Während Facebook sich mit einem Verweis auf die “Meinungsfreiheit” klar positioniert hat und Trump weiter machen lässt, was er will, geht sein Lieblingskanal Twitter mit ihm auf Konflikt. Und zwar nicht nur, weil Twitter-Chef Jack Dorsey so ein guter Mensch ist - Twitter positioniert sich damit klar gegen Facebook und will die “gute Alternative” zum eindeutigen Platzhirsch am Social Media-Markt sein. Gerade liberale US-Tech-Journalisten haben das Narrativ auch dankbar aufgenommen, obwohl auch Twitter noch viel Aufholbedarf hat. Währenddessen löscht auch Facebook vereinzelt problematische Accounts - aber darüber wird weniger gesprochen.
Ein Tweet von Trump wurde mittlerweile gefact-checkt, unter einem anderen findet sich ein Verweis auf “manipulierte Medien”. Mittlerweile gab es mehrere Anlässe, in denen sich Warnhinweise unter Trumps Tweets fanden, teilweise wurde auch die Reichweite eingeschränkt. Das sieht dann ungefähr so aus:
Wenn du dich für das Thema Content-Moderation interessierst: Radiolab hat eine gute Podcast-Folge dazu gemacht, wie sich die Facebook Community-Richtlinien entwickelt haben, während der Konzern zu groß geworden ist. Aus einem Team von 12 Leuten wurden Sweatshops von Facebooks Content-Moderatoren, die posttraumatische Belastungsstörungen entwickeln - und wenige Sekunden haben für Entscheidungen auf Basis von Regeln, die sich ständig ändern.
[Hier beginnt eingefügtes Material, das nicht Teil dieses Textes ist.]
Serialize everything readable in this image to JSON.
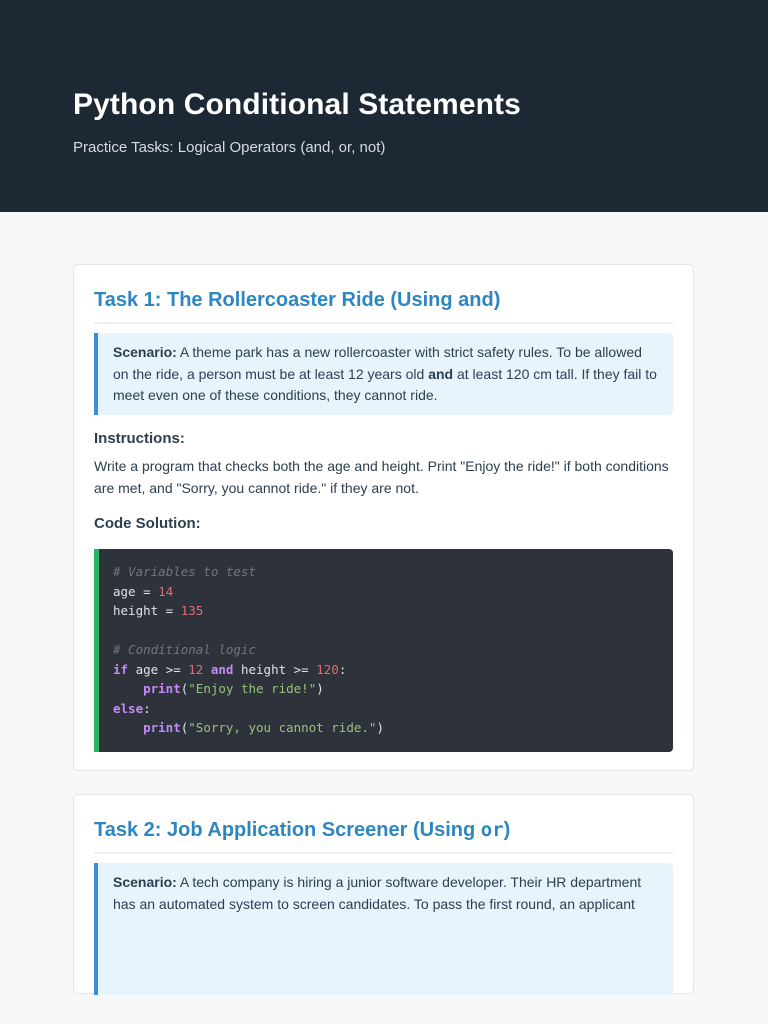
{
  "header": {
    "title": "Python Conditional Statements",
    "subtitle": "Practice Tasks: Logical Operators (and, or, not)"
  },
  "task1": {
    "title": "Task 1: The Rollercoaster Ride (Using and)",
    "scenario_label": "Scenario:",
    "scenario_before": " A theme park has a new rollercoaster with strict safety rules. To be allowed on the ride, a person must be at least 12 years old ",
    "scenario_bold": "and",
    "scenario_after": " at least 120 cm tall. If they fail to meet even one of these conditions, they cannot ride.",
    "instructions_heading": "Instructions:",
    "instructions_text": "Write a program that checks both the age and height. Print \"Enjoy the ride!\" if both conditions are met, and \"Sorry, you cannot ride.\" if they are not.",
    "code_heading": "Code Solution:",
    "code": {
      "comment1": "# Variables to test",
      "age_var": "age",
      "age_value": "14",
      "height_var": "height",
      "height_value": "135",
      "comment2": "# Conditional logic",
      "kw_if": "if",
      "cond_age": " age >= ",
      "cond_age_value": "12",
      "kw_and": "and",
      "cond_height": " height >= ",
      "cond_height_value": "120",
      "print_fn": "print",
      "success_msg": "\"Enjoy the ride!\"",
      "kw_else": "else",
      "fail_msg": "\"Sorry, you cannot ride.\""
    }
  },
  "task2": {
    "title_prefix": "Task 2: Job Application Screener (Using ",
    "title_code": "or",
    "title_suffix": ")",
    "scenario_label": "Scenario:",
    "scenario_text": " A tech company is hiring a junior software developer. Their HR department has an automated system to screen candidates. To pass the first round, an applicant"
  }
}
Social Media-Firmen hinken der Realität hinterher
Die Intention ist übrigens gut! Twitter sieht, was alle Social Media-Unternehmen sehen - nämlich, dass (meist) rechts-autoritäre Politiker ihre Plattformen nutzen, um nicht nur ihre eigenen Lügen zu verbreiten und das Vertrauen in etablierte Institutionen zu untergraben, sondern auch um aktiv zu Gewalt aufzurufen oder sie gut zu heißen. Klarer Fall von Corporate Social Responsibility, dass darauf eine Reaktion folgen muss.
Trotzdem gibt es einige Probleme damit, wie Social Media-Unternehmen damit umgehen.
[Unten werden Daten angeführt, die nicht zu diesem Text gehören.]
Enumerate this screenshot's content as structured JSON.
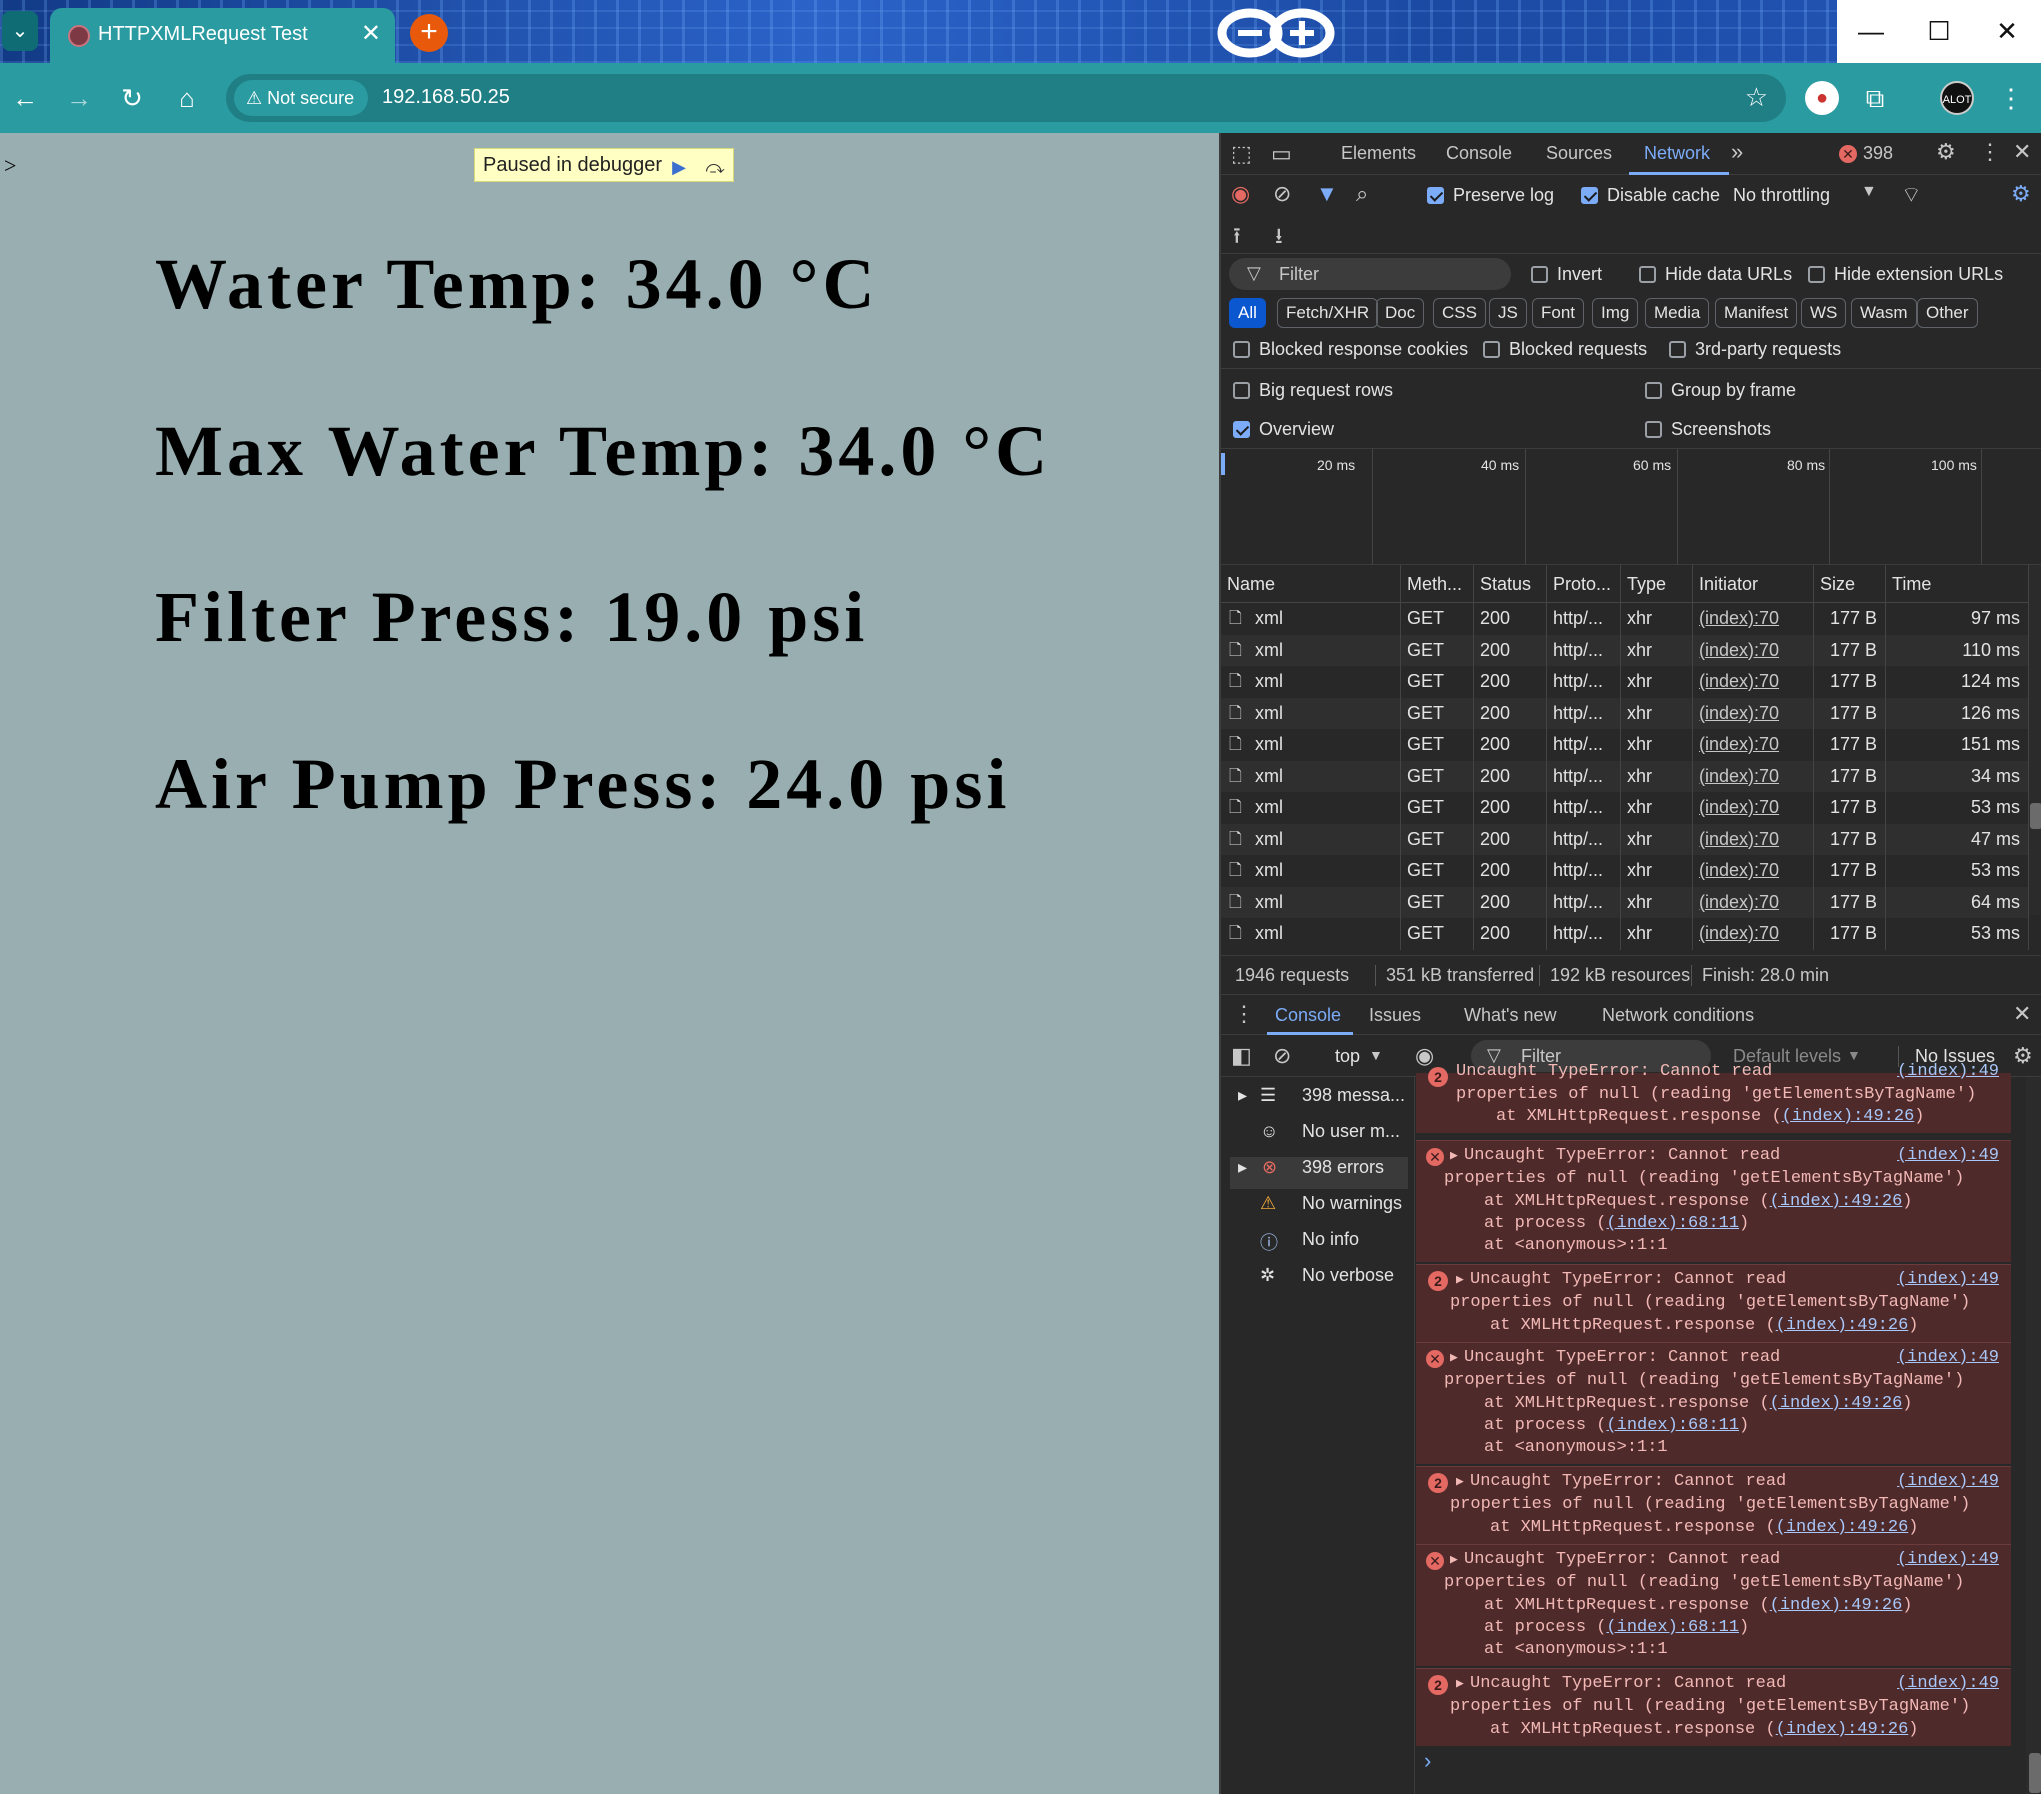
{
  "browser": {
    "tab_title": "HTTPXMLRequest Test",
    "tab_close": "✕",
    "new_tab": "+",
    "security_label": "Not secure",
    "url": "192.168.50.25",
    "profile": "ALOT"
  },
  "page": {
    "caret": ">",
    "debugger_banner": "Paused in debugger",
    "readings": [
      "Water Temp: 34.0 °C",
      "Max Water Temp: 34.0 °C",
      "Filter Press: 19.0 psi",
      "Air Pump Press: 24.0 psi"
    ]
  },
  "devtools": {
    "tabs": [
      "Elements",
      "Console",
      "Sources",
      "Network"
    ],
    "error_count": "398",
    "preserve_log": "Preserve log",
    "disable_cache": "Disable cache",
    "throttling": "No throttling",
    "filter_placeholder": "Filter",
    "invert": "Invert",
    "hide_data_urls": "Hide data URLs",
    "hide_extension_urls": "Hide extension URLs",
    "type_filters": [
      "All",
      "Fetch/XHR",
      "Doc",
      "CSS",
      "JS",
      "Font",
      "Img",
      "Media",
      "Manifest",
      "WS",
      "Wasm",
      "Other"
    ],
    "blocked_cookies": "Blocked response cookies",
    "blocked_requests": "Blocked requests",
    "third_party": "3rd-party requests",
    "big_rows": "Big request rows",
    "group_by_frame": "Group by frame",
    "overview": "Overview",
    "screenshots": "Screenshots",
    "timeline_ticks": [
      "20 ms",
      "40 ms",
      "60 ms",
      "80 ms",
      "100 ms"
    ],
    "columns": [
      "Name",
      "Meth...",
      "Status",
      "Proto...",
      "Type",
      "Initiator",
      "Size",
      "Time"
    ],
    "rows": [
      {
        "name": "xml",
        "method": "GET",
        "status": "200",
        "proto": "http/...",
        "type": "xhr",
        "initiator": "(index):70",
        "size": "177 B",
        "time": "97 ms"
      },
      {
        "name": "xml",
        "method": "GET",
        "status": "200",
        "proto": "http/...",
        "type": "xhr",
        "initiator": "(index):70",
        "size": "177 B",
        "time": "110 ms"
      },
      {
        "name": "xml",
        "method": "GET",
        "status": "200",
        "proto": "http/...",
        "type": "xhr",
        "initiator": "(index):70",
        "size": "177 B",
        "time": "124 ms"
      },
      {
        "name": "xml",
        "method": "GET",
        "status": "200",
        "proto": "http/...",
        "type": "xhr",
        "initiator": "(index):70",
        "size": "177 B",
        "time": "126 ms"
      },
      {
        "name": "xml",
        "method": "GET",
        "status": "200",
        "proto": "http/...",
        "type": "xhr",
        "initiator": "(index):70",
        "size": "177 B",
        "time": "151 ms"
      },
      {
        "name": "xml",
        "method": "GET",
        "status": "200",
        "proto": "http/...",
        "type": "xhr",
        "initiator": "(index):70",
        "size": "177 B",
        "time": "34 ms"
      },
      {
        "name": "xml",
        "method": "GET",
        "status": "200",
        "proto": "http/...",
        "type": "xhr",
        "initiator": "(index):70",
        "size": "177 B",
        "time": "53 ms"
      },
      {
        "name": "xml",
        "method": "GET",
        "status": "200",
        "proto": "http/...",
        "type": "xhr",
        "initiator": "(index):70",
        "size": "177 B",
        "time": "47 ms"
      },
      {
        "name": "xml",
        "method": "GET",
        "status": "200",
        "proto": "http/...",
        "type": "xhr",
        "initiator": "(index):70",
        "size": "177 B",
        "time": "53 ms"
      },
      {
        "name": "xml",
        "method": "GET",
        "status": "200",
        "proto": "http/...",
        "type": "xhr",
        "initiator": "(index):70",
        "size": "177 B",
        "time": "64 ms"
      },
      {
        "name": "xml",
        "method": "GET",
        "status": "200",
        "proto": "http/...",
        "type": "xhr",
        "initiator": "(index):70",
        "size": "177 B",
        "time": "53 ms"
      }
    ],
    "summary": [
      "1946 requests",
      "351 kB transferred",
      "192 kB resources",
      "Finish: 28.0 min"
    ],
    "drawer_tabs": [
      "Console",
      "Issues",
      "What's new",
      "Network conditions"
    ],
    "context": "top",
    "console_filter": "Filter",
    "levels": "Default levels",
    "issues": "No Issues",
    "sidebar": [
      "398 messa...",
      "No user m...",
      "398 errors",
      "No warnings",
      "No info",
      "No verbose"
    ],
    "err_line1": "Uncaught TypeError: Cannot read",
    "err_line2": "properties of null (reading 'getElementsByTagName')",
    "err_line3_pre": "at XMLHttpRequest.response (",
    "err_line3_link": "(index):49:26",
    "err_line3_post": ")",
    "err_line4_pre": "at process (",
    "err_line4_link": "(index):68:11",
    "err_line4_post": ")",
    "err_line5": "at <anonymous>:1:1",
    "err_source": "(index):49",
    "err_group_count": "2",
    "err_top_partial": "Uncaught TypeError: Cannot read",
    "err_top_source": "(index):49",
    "prompt": "›"
  },
  "colors": {
    "accent": "#2a9ba0",
    "page_bg": "#98aeb0",
    "devtools_bg": "#282828",
    "error_bg": "#4e2a2a"
  }
}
Wenn Twitter sich entscheidet, dass Inhalte wie Falschmeldungen oder Aufrufe zur Gewalt auch bei Politikern Konsequenzen haben, müsste es das konsequent bei allen durchziehen. So schädlich Trumps Verhalten für die Weltpolitik und die amerikanische Demokratie ist - warum er einen Warnhinweis bekommt, aber dieser Tweet vom religiösen Oberhaupt des Iran nicht, kann Twitter nicht erklären.
Das heißt: Wenn die Politiker, die gegen die Richtlinien verstoßen, eingeschränkt werden, dann können sie auch die Gegenfrage stellen - Warum wird mein Gegner nicht zensiert? In den USA läuft bei den Republikanern seit Jahren die Debatte, ob Konzerne wie Facebook und Twitter eine liberale Schlagseite haben - und Facebook ist offensiv bemüht, diesen Eindruck zu vermeiden, ist also extra vorsichtig mit Zensur gegen die Republikaner. So kann der Schuss ganz leicht nach hinten losgehen - aus ernsthaftem Bemühen wird vorauseilender Gehorsam gegen einen bösen Verdacht.
Aber auch die Argumentation von Facebook ist hier nicht ganz schlüssig. Sie argumentieren, oft mit dem Verweis auf das first amendment der US-Verfassung (die Meinungsfreiheit), dass es ein “öffentliches Interesse” an den Äußerungen des Präsidenten gebe, und dass man sie deshalb nicht zensieren könne. Das mit dem öffentlichen Interesse passt, aber bitte nicht zu viel Demokratie-Pathos. Donald Trump ist nicht auf soziale Medien angewiesen. Wenn es wirklich um eine demokratiepolitische Funktion gehen würde, müsste jede Äußerung eines “normalen” Bürgers, der nicht ohnehin die Aufmerksamkeit jedes Mediums des Planeten genießt, viel umstrittener sein als die des US-Präsidenten. Freedom of speech, not freedom of reach.
Twitter hat zwar richtig erkannt, dass Charaktere wie Donald Trump die sozialen Medien als Propagandatool nutzen und dabei konsequent die Community-Richtlinien missachten. Der Ansatz “darum machen wir Warnhinweise bei einem Account” wird allerdings nicht reichen. Dieses Learning-by-doing ist gut gemeint, aber auf Dauer braucht es klare Richtlinien, unter welchen Umständen es für welche Regeln Ausnahmen gibt. Alles andere könnte am Ende genau denen in die Hände spielen, die mit Mobbing, Falschinformationen und Gewaltaufrufen Politik machen.